‘Yes, when I’m babysitting. You know that your mum and I are teachers. Actually, I’m a student teacher – but do you understand what that means – that we’re work colleagues?’ Jake wasn’t sure he was explaining himself very well.
‘And you’re my friend.’
‘That’s right,’ Jake said triumphantly.
‘Just like Annabelle and her special friend.’
‘Who is Annabelle’s special friend?’ asked Jake.
‘Her daddy.’
Jake heard Faye sigh heavily. She closed her eyes, slowly shaking her head from side to side.
Jake put his fork down. ‘Natty, do you think I’m your daddy?’
‘Of course you are.’ Natty laughed. ‘What a silly question.’ She turned to Faye. ‘May I leave the table now?’
‘Huh?’ Faye opened her eyes.
‘Mummy, I’m leaving the table now,’ she said in a sing-song voice, and slid the chair away from the table. She gave Jake a kiss on the cheek and ran up the stairs.
‘Don’t forget to clean your teeth,’ Faye called after her in a deadpan voice. ‘I hope you haven’t forgotten your trip today.’
‘Oh, no.’
Natty wasn’t the only one who’d forgotten all about her trip today. Jake had forgotten about it too, probably because it was Saturday, and it wasn’t a school trip. Natty was in a swimming club.
‘Do I have to go?’
Faye shouted back, ‘Yes. Your bag is all packed, remember?’
‘Will Jake be here when I get back?’
Jake had just lost his appetite. He slid his plate along the table and stole a glance at Faye. Things had just got complicated. And Jake had Monday to look forward to, being cooped up in a classroom with someone who was going to be very cheesed off indeed.
It was the end-of-term assessment for his teacher training course. Faye was his mentor and would be sitting in on his lessons for the entire day, taking notes. It was important that he passed these assessments. But if he didn’t sort things out with Natty, having his mentor in a foul mood would not bode well for the next week at work. Even though Faye was extremely professional, and all this wasn’t really his fault, he knew they both sensed that things between them had crossed a line. He was afraid it would mean the end of his babysitting role for good.
Ten minutes later, the kitchen was cleared – in silence – and Natty was struggling into her coat.
Outside, the minibus had turned up to collect her. The drivertooted.
Jake and Faye stood side by side at the front door as Natty skipped down the steps and along the pathway to the waiting bus.
Halfway down the path, Natty skidded to a stop, as though she had forgotten something. She turned around and waved. Faye and Jake waved back. She stood looking at them for a brief moment, a grin erupting on her little face, then turned and ran to the bus.

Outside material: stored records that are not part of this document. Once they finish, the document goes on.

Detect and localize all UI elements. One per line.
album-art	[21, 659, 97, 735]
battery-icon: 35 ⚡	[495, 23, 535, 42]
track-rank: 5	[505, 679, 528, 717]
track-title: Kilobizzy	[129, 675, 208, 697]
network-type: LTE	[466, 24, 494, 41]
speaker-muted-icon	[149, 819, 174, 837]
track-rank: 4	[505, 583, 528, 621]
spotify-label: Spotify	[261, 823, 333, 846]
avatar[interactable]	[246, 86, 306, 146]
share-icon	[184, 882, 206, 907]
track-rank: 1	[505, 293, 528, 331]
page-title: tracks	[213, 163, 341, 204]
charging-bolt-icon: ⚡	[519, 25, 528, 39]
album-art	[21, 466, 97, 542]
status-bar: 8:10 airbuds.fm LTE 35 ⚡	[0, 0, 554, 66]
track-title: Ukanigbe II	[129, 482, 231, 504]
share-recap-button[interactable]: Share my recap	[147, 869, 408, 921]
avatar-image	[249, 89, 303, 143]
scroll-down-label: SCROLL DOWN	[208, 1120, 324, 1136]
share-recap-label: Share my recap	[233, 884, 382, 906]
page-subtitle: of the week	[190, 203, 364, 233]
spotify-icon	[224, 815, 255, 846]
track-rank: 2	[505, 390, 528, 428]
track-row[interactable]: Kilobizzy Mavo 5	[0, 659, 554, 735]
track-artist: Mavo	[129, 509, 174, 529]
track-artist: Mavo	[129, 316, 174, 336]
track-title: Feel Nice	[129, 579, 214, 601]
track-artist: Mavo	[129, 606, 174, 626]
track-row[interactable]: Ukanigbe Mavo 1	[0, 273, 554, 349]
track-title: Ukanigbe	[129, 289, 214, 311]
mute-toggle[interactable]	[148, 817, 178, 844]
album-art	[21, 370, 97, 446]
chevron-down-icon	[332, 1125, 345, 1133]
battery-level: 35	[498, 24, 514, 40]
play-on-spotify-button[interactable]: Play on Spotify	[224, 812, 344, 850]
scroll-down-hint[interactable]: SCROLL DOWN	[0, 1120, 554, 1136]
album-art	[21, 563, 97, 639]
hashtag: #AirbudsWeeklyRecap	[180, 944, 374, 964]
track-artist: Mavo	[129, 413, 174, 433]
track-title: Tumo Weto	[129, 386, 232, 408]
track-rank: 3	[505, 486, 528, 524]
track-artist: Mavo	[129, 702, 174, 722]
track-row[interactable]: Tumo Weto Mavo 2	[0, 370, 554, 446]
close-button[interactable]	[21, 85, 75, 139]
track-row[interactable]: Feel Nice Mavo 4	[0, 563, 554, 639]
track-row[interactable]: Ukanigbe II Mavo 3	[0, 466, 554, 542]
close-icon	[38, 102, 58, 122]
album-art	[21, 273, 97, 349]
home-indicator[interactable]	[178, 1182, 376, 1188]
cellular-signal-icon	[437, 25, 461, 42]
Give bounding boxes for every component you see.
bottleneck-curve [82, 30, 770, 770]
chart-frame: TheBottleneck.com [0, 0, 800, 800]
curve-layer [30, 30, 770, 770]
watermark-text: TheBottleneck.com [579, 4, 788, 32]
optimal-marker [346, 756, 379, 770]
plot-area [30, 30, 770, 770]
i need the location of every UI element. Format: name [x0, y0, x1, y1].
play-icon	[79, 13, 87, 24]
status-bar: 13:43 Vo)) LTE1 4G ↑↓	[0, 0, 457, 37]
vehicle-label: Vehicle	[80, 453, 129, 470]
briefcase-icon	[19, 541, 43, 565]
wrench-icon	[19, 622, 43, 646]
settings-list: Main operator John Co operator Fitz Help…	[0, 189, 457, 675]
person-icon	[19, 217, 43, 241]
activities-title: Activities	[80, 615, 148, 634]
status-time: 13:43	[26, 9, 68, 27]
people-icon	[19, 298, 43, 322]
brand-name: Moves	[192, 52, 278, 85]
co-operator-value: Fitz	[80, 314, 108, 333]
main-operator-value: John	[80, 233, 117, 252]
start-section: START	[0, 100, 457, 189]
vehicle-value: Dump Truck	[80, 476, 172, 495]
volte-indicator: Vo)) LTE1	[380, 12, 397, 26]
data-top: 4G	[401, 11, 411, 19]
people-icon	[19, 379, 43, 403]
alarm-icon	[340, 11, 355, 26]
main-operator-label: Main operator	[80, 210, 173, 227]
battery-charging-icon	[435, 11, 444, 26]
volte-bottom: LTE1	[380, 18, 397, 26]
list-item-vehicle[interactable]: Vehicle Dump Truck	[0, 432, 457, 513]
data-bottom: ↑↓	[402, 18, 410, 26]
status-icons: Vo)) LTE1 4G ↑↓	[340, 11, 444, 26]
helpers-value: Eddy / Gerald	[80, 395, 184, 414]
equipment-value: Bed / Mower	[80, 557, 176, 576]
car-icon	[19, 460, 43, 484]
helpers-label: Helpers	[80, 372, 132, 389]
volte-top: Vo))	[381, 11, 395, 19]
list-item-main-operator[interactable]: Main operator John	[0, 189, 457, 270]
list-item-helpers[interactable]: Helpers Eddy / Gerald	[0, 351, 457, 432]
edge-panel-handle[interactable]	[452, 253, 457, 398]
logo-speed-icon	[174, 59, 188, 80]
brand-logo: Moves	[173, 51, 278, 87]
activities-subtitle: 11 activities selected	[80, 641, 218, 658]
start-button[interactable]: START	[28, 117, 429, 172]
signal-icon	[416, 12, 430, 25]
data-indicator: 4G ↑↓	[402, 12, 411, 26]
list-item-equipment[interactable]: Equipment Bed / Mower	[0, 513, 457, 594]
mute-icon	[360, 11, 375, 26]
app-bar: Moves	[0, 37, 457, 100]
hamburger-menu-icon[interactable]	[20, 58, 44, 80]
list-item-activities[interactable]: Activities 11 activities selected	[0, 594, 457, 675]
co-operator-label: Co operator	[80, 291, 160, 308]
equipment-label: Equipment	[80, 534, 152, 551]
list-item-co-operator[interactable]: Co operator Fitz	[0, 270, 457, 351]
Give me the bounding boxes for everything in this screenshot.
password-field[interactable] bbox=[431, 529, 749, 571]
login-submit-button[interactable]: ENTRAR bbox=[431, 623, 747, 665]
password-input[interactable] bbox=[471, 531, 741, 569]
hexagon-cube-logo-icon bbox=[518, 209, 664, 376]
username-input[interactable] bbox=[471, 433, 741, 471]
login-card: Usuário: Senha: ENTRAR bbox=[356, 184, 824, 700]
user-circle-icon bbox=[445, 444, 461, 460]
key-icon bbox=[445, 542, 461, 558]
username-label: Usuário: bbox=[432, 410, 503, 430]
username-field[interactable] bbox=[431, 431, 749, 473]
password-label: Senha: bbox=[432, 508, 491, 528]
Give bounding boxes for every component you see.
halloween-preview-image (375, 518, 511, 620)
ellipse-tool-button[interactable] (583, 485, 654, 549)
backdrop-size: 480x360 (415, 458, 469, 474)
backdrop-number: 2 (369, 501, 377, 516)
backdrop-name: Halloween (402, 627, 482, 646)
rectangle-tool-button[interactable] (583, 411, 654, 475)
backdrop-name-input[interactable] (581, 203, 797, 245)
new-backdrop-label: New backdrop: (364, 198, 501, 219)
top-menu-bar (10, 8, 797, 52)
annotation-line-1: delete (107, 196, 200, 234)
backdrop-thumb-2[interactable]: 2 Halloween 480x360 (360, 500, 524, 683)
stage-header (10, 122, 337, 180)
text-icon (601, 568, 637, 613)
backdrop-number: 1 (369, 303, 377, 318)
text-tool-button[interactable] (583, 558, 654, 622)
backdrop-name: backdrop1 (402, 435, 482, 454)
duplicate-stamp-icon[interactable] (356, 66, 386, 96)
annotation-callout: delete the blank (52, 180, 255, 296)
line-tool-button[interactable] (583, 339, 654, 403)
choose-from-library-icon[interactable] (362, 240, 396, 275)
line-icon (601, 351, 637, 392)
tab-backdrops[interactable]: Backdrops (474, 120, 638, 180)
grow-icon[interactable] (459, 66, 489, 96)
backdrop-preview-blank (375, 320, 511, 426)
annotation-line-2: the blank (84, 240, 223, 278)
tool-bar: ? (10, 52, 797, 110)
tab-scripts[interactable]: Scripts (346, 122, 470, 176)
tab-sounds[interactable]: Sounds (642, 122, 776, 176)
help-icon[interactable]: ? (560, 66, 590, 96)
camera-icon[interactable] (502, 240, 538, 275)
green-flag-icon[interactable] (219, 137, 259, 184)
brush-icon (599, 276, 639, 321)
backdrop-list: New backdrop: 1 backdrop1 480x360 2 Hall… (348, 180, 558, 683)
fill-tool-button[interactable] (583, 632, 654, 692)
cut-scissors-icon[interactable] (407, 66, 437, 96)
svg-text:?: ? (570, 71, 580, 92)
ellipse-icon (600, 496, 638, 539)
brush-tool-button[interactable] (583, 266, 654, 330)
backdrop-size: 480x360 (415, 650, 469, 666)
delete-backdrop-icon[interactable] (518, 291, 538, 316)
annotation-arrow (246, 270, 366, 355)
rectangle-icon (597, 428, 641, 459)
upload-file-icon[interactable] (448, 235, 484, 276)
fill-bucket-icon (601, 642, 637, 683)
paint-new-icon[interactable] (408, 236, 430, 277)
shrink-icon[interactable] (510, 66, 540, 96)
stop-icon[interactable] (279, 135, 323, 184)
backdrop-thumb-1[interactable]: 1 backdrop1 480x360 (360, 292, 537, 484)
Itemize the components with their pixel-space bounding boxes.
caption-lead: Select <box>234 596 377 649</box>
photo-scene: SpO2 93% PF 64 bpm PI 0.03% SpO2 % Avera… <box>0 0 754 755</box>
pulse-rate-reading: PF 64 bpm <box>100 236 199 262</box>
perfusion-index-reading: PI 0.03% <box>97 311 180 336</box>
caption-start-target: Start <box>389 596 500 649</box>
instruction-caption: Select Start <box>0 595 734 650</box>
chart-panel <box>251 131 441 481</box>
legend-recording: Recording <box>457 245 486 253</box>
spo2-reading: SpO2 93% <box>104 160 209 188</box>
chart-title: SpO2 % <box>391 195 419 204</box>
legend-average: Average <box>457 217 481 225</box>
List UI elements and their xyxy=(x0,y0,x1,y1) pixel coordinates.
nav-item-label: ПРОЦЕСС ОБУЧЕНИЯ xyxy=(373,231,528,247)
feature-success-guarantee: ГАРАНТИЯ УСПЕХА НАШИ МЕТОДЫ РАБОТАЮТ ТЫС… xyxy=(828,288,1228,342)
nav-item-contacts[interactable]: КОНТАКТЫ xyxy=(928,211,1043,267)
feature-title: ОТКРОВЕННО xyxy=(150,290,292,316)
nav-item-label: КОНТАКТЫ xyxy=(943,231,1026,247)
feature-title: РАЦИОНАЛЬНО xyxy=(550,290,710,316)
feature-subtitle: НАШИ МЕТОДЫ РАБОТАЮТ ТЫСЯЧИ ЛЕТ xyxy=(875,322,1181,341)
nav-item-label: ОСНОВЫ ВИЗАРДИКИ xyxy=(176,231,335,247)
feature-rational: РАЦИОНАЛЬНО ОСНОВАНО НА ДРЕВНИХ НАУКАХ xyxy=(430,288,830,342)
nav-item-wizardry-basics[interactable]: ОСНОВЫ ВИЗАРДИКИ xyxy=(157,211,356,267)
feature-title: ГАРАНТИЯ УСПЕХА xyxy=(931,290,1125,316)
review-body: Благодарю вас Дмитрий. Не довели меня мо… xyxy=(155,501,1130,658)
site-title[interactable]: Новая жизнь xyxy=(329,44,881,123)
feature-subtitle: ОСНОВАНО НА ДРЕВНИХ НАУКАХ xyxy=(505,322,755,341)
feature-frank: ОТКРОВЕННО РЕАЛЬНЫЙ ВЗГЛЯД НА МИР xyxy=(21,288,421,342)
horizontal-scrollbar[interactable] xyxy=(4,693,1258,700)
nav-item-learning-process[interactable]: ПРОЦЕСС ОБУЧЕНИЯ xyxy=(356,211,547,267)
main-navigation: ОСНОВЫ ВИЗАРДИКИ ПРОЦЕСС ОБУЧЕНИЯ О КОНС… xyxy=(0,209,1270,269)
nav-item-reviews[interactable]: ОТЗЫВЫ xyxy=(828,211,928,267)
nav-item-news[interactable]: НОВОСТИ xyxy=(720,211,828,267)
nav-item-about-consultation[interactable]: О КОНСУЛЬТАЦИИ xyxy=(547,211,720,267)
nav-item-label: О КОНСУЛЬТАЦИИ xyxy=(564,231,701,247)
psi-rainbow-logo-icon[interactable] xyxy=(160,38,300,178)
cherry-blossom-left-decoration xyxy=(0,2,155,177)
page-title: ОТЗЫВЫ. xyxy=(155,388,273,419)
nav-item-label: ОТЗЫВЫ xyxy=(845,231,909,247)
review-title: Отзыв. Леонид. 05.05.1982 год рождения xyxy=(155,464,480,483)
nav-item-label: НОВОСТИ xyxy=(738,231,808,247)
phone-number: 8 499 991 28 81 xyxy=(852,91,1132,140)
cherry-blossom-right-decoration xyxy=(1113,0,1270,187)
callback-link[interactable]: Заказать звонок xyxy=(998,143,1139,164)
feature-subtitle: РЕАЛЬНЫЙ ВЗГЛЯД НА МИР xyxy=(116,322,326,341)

Jake and Faye exchanged glances. Faye’s was distinctly cool. She picked up her summer jacket from the coat hook behind the front door. She was off out. She didn’t say where, Jake noticed.
Although Jake wanted to take a shower himself, and put on a clean set of clothes, he didn’t want to go home just yet and stare at four blank walls – quite literally. He had lived in his new place for months, and yet he’d barely even unpacked his boxes, let alone hung a picture from his extensive collection of art. In fact, in the spirit of doing something charitable – he was thinking of Eleanor and all those good causes she used to belong to – he was planning to hand them all to Sotheby’s, auction them off to the highest bidder, and then give the money away.
He didn’t see the point of hanging them on the walls. The place wasn’t a home. All he had brought was one sofa, a large TV screen, which was standing on the floor, and a large double bed. There was a clothes rack on wheels in the bedroom that the previous tenants had left behind, along with some hangers.
Jake thought that perhaps if he’d bought himself a house, instead of renting, there would have been the impetus to turn the house into a home, put his own stamp on it, and actually unpack all his boxes. But he hadn’t. He suspected that even if he had bought a place, it would have made little difference. It wasn’t the furniture, or the things hung on the walls, that made a house into a home for Jake. It was the people – the family. If you werelucky.
That didn’t mean that someone who was single couldn’t have a proper home, but for Jake personally, no matter where he lived, there would always be something – someone – missing. He’d discovered after losing Eleanor that it had helped tremendously to change his career and sever ties with the Ross Corporation, but when he went home at night, after work, it had made little difference that he had moved out of the top-floor flat in the Ross Corporation building.
The only room that was fully furnished, and had pictures on the wall, and cupboards and drawers overflowing with stuff, feeling lived-in and occupied, was the spare bedroom he’d set up for the times he’d looked after Natty at his place.
He thought of Faye as he trudged out of the door. She was in a rented house too. She’d moved around. But she’d made hers a home. She also had Natty, and a meaning to her life outside of work. Jake turned around and looked at Faye standing at the door. He couldn’t, wouldn’t lose them, even if it was just babysitting.